El tiempo

Huyamos de los tontos

Ahora que elevamos el nivel de exigencia en las calles, que no en los votos, admiro el populismo con el temor arraigado de quienes no piensan...

Ahora que elevamos el nivel de exigencia en las calles, que no en los votos, admiro el populismo con el temor arraigado de quienes no piensan, de quienes se atollan en el lodazal de ideas de otros, de quienes evitan cavilar porque hacerlo necesita ejercicio mental. Es un gozo asistir, entre bambalinas morales tan distintas, a un desastre social que desvirtúa la esencia más básica de la que disponemos; el sentido común. ¡Manifestémonos! Por lo que sea, en contra de quien sea, por sentir ese sentimiento de pertenencia que nos hace seguir la linde, sin pisar el ramal, no vaya a ser que, como en los pueblos, no pasemos de mozo a vecino. 

Por eso, me desconcierta la habilidad de esos extremos, ahora pudientes de masa social -como los clubes deportivos-, para manejar con cuatro ideas malintencionadas la voluntad de quienes evitan tener el amor propio de pensar, un ejercicio que demanda una hacendera intelectual alejada de la realidad de otros. Me cautiva esa capacidad que alimenta a unos pocos con la ignorancia en grupo de encontrar oficio donde el beneficio es tan rastrero, donde algunos vanidosos obtienen medallas de importancia tras berrar sin sentido… y en Valladolid, como en Madrid, tenemos ejemplos con la firma al final del texto, con tinta o con pulgar, que algunos son tontos desde el desayuno.

Desde 700 kilómetros y la mirada distante

Escribo esto a más de 700 kilómetros de mi patria chica, a tiro de mapa de carreteras, entre los colores de aquellas provincias que crearon comunidades de artificio, una obra apocalíptica por sus consecuencias tan dañinas ahora, tras años de pesares y nombres de pesadillas, como aquellas hostias sin consagrar que esquivábamos en nuestra infancia del clero de la carretera de Oteruelo, aquel colegio donde te bendecían a sopapos por estrato social.

Porque entonces, en aquella transición, la ideología aparejaba aún el resquemor a la protesta, el amedrentamiento ante el qué dirán y la bofetada gratuita por levantar la voz o mantenerla a tono en contextos inapropiados.
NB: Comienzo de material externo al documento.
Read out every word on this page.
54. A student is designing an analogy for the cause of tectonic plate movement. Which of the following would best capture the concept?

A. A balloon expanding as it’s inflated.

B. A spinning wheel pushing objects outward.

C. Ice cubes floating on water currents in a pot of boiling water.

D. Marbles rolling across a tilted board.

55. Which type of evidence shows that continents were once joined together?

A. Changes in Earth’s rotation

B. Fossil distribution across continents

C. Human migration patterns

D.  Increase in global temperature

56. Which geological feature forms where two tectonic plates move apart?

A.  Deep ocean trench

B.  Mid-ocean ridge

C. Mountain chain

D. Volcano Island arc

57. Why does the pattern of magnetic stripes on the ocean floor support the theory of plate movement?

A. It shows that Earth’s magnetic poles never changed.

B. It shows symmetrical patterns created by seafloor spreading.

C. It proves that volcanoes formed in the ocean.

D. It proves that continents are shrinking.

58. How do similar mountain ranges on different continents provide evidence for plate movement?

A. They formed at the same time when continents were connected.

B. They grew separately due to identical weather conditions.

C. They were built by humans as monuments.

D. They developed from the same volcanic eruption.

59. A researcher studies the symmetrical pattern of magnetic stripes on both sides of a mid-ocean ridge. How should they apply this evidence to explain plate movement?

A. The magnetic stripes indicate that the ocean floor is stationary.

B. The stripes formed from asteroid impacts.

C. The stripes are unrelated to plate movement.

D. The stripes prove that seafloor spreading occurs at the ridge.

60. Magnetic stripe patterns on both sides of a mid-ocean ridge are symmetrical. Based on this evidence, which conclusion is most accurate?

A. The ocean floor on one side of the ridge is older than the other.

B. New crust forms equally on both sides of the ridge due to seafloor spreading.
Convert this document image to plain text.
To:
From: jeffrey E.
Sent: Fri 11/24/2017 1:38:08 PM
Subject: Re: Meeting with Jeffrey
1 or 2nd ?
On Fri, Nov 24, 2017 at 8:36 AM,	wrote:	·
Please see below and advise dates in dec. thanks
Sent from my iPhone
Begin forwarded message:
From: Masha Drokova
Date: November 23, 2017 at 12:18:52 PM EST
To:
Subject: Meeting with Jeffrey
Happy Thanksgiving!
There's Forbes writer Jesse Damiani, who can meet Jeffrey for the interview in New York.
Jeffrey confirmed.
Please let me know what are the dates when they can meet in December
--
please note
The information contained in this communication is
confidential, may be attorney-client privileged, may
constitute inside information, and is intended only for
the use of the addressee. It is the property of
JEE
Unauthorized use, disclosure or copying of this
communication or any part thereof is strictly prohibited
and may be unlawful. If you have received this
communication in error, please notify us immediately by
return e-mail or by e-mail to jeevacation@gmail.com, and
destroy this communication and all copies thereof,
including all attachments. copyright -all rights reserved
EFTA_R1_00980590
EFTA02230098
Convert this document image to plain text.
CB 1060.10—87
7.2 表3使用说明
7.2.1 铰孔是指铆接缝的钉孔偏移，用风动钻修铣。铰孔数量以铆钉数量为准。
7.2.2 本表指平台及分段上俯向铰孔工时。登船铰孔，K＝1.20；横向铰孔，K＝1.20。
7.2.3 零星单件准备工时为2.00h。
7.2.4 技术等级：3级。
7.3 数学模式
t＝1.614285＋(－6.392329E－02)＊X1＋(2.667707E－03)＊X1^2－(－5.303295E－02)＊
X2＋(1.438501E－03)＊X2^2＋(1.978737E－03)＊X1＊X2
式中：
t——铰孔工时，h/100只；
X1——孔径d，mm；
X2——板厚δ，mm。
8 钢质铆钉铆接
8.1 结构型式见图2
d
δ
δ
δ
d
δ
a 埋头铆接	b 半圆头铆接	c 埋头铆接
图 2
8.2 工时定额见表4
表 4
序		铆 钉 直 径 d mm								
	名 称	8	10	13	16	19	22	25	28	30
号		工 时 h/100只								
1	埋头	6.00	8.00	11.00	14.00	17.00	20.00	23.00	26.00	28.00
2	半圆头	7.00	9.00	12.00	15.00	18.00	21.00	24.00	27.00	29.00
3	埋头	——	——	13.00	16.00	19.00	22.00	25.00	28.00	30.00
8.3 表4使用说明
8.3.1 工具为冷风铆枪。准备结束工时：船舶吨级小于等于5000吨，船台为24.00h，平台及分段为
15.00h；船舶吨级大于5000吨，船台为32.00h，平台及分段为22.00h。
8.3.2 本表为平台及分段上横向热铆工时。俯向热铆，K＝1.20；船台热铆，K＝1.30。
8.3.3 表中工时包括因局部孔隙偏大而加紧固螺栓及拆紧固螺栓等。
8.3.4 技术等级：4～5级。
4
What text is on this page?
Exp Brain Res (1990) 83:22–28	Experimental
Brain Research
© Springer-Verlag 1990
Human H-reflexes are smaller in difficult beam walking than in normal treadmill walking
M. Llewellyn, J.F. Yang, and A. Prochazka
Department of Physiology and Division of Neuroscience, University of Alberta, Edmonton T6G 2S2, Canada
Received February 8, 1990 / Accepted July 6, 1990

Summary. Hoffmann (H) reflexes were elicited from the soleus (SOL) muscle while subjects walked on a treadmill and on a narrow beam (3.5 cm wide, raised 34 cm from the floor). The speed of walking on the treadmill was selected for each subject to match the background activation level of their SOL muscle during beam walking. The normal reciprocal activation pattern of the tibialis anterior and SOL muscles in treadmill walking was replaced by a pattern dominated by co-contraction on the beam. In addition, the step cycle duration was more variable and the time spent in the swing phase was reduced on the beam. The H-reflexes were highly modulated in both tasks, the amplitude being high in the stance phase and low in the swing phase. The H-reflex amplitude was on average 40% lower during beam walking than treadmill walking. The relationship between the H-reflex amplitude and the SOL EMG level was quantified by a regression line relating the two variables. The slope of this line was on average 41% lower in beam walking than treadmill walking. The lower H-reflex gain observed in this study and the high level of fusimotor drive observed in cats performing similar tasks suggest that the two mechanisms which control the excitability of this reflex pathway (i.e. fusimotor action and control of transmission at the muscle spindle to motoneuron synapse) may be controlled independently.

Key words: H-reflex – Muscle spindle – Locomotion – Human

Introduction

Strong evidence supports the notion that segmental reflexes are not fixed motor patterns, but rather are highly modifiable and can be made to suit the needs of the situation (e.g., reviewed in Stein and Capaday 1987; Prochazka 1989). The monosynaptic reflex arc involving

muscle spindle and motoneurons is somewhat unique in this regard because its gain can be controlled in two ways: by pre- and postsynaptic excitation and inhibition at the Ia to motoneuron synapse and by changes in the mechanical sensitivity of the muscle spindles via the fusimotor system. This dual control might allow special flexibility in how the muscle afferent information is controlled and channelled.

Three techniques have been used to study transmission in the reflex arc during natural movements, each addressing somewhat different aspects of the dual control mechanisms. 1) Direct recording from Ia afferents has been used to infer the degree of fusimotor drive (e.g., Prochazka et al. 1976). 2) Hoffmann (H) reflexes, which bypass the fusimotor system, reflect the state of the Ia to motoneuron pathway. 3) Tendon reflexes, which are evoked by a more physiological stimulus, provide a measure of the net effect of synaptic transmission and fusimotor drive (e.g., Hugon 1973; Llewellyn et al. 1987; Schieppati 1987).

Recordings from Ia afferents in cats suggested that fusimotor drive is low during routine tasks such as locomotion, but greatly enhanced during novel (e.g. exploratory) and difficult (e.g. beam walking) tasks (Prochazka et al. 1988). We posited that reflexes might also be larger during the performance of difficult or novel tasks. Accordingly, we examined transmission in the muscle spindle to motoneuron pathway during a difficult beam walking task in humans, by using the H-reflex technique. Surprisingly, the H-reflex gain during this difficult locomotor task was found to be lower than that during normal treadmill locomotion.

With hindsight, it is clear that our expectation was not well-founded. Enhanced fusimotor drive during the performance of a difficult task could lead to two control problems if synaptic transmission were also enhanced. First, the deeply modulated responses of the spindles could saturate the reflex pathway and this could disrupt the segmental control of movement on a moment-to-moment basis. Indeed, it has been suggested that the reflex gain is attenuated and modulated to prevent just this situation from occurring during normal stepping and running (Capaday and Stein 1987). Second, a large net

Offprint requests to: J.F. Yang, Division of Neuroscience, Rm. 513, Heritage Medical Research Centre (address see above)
Y te hacías el tonto, sin ínfulas, evitando la inteligencia del beligerante, no fuera a ser que te consagraran las neuronas. 

León y su ismo

En fin, que León y su ismo, ese nombre como muralla ante el suicidio gubernamental que nos cercenan los pucelanos y nos hace desangrarnos en la capital del reino, sigue siendo el principio que yergue la doctrina a la que aferrarse en la desgracia, la que justifica la estirpe cazurra en la derrota, la que busca vindicarse ante políticos que han hecho de la oportunidad su razón de ejercer un oficio que cumplen sin salirse de la directriz marcada por la aijada regional (o nacional). Porque ellos mandan, ellos disponen, dicen quien bebe, dicen quien come, como la canción ronalda, aunque no haya sed ni paladar.

Y nosotros, invitados de balde a una función donde ya ni siquiera juntamos las manos y partimos la diferencia, donde somos la trata en su comercio, el sonido en su labia. Ya decía Castelao, hace décadas, que huyamos de los tontos, que no nos acerquemos a ellos, no vaya a ser que roben nuestra razón y nos transmitan su tontería. Pues eso, bien lejos.